Pictus Interuptus, 1980, Ray Metzker
Paul Berlanga studied humanities at the University of Illinois in the 1970s. In 1997, Berlanga became Director of the Stephen Daiter Gallery, Chicago. The gallery offers a range of work but specializes in vintage photographs, with an emphasis on modernist experimental and social documentary subject matter. As director he chose artists to represent and curated exhibitions. He has written and edited texts for gallery catalogues and related publications, his favorite of which was the 2008 PowerHouse monograph Wayne Miller Photographs 1942-1958.
Since 2011 Berlanga has been engaged with his own venture, Berlanga Fine Art & Photographs, which offers examples of interesting and beautiful photography, as well as other works on paper, and special books. Berlanga also represents a select group of classic and emerging photographers, and recently added the works of Vivian Maier to his inventory. He has written for outside publications, such as the article on Sandro Miller’s Atropa Black, in the spring 2012 issue of the Amsterdam-based Eyemazing Magazine. That same year Berlanga spent a week in Havana, Cuba on independent assignment as general editor of a forthcoming book on a collection of contemporary Cuban photography; his duties included advising on acquisitions. In June of 2012 he moderated an on-stage discussion between two accomplished photographers, the Spaniard Jordi Socias, and the American Stephen Schapiro, at the Instituto Cervantes in Chicago.

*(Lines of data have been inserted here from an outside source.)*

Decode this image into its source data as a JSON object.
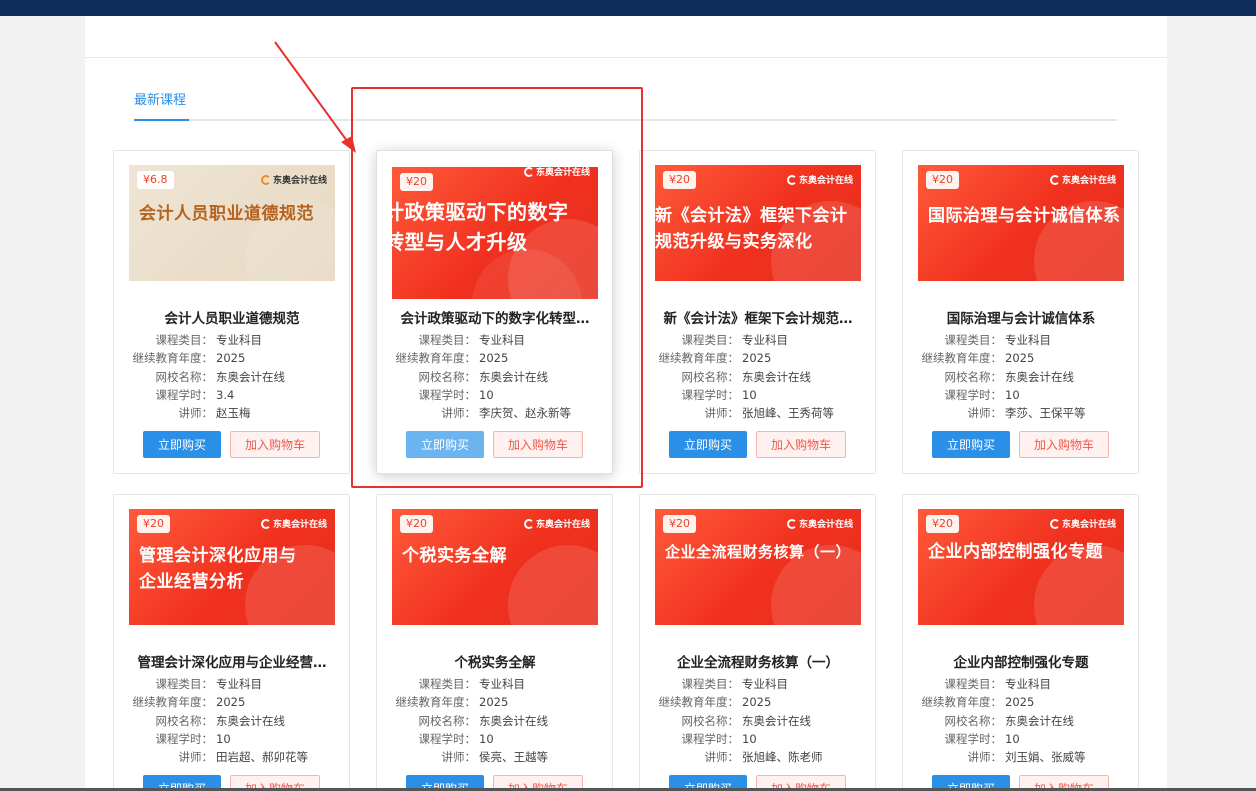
{
  "tab": {
    "label": "最新课程"
  },
  "labels": {
    "category": "课程类目：",
    "year": "继续教育年度：",
    "school": "网校名称：",
    "hours": "课程学时：",
    "lecturer": "讲师："
  },
  "buttons": {
    "buy": "立即购买",
    "cart": "加入购物车"
  },
  "brand": "东奥会计在线",
  "colors": {
    "accent": "#2a8fe6",
    "header": "#0e2b5c",
    "highlight": "#e8312c",
    "thumb_red": "#f0301e"
  },
  "courses": [
    {
      "price": "¥6.8",
      "thumb_text": "会计人员职业道德规范",
      "title": "会计人员职业道德规范",
      "category": "专业科目",
      "year": "2025",
      "school": "东奥会计在线",
      "hours": "3.4",
      "lecturer": "赵玉梅"
    },
    {
      "price": "¥20",
      "thumb_text": "计政策驱动下的数字\n转型与人才升级",
      "title": "会计政策驱动下的数字化转型…",
      "category": "专业科目",
      "year": "2025",
      "school": "东奥会计在线",
      "hours": "10",
      "lecturer": "李庆贺、赵永新等"
    },
    {
      "price": "¥20",
      "thumb_text": "新《会计法》框架下会计\n规范升级与实务深化",
      "title": "新《会计法》框架下会计规范…",
      "category": "专业科目",
      "year": "2025",
      "school": "东奥会计在线",
      "hours": "10",
      "lecturer": "张旭峰、王秀荷等"
    },
    {
      "price": "¥20",
      "thumb_text": "国际治理与会计诚信体系",
      "title": "国际治理与会计诚信体系",
      "category": "专业科目",
      "year": "2025",
      "school": "东奥会计在线",
      "hours": "10",
      "lecturer": "李莎、王保平等"
    },
    {
      "price": "¥20",
      "thumb_text": "管理会计深化应用与\n企业经营分析",
      "title": "管理会计深化应用与企业经营…",
      "category": "专业科目",
      "year": "2025",
      "school": "东奥会计在线",
      "hours": "10",
      "lecturer": "田岩超、郝卯花等"
    },
    {
      "price": "¥20",
      "thumb_text": "个税实务全解",
      "title": "个税实务全解",
      "category": "专业科目",
      "year": "2025",
      "school": "东奥会计在线",
      "hours": "10",
      "lecturer": "侯亮、王越等"
    },
    {
      "price": "¥20",
      "thumb_text": "企业全流程财务核算（一）",
      "title": "企业全流程财务核算（一）",
      "category": "专业科目",
      "year": "2025",
      "school": "东奥会计在线",
      "hours": "10",
      "lecturer": "张旭峰、陈老师"
    },
    {
      "price": "¥20",
      "thumb_text": "企业内部控制强化专题",
      "title": "企业内部控制强化专题",
      "category": "专业科目",
      "year": "2025",
      "school": "东奥会计在线",
      "hours": "10",
      "lecturer": "刘玉娟、张威等"
    }
  ]
}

Interview by W. Tanner Young
425 S. Wabash (Looking East), Chicago, 2013, Brad Temkin
W Tanner Young: Your primary interests include over 20 years of experience with publishing and selling photo books - which is quite in vogue as of late (not least of which is Filter Photo’s 1st Photo Book show!). I’m sure many attendees will bring their books to portfolio reviews. Could you tell me what you look for and appreciate when looking at photo books, and if you review these differently than portfolio prints?
Paul Berlanga: I crave originality. Regarding either books or portfolios, that is the primary requirement. Following that, is quality of execution. I join others in the field in recommending that if the artist is going to self-publish, he or she needs to hold their printing house to the highest possible standards. In books, I look first for content, then for the quality of the reproduction, the quality of the design of the book, the weight and finish of the paper stock, as well as what kind of care has gone into the binding. I try to look at each portfolio print as if it’s the only work of art I’m going to see that day.
WTY: Berlanga Fine Art – which you’ll be representing as a reviewer for this year’s festival – includes contemporary mixed-media and experimental photo artists, while Daiter Gallery’s primary interests lie in vintage prints and avant garde, experimental, documentary and photojournalistic techniques. Is there a particular aesthetic you’re interested in or prefer to review?
PB: I think art can have power while at the same time exhibiting beauty and elegance. I would call myself a classicist with an edge.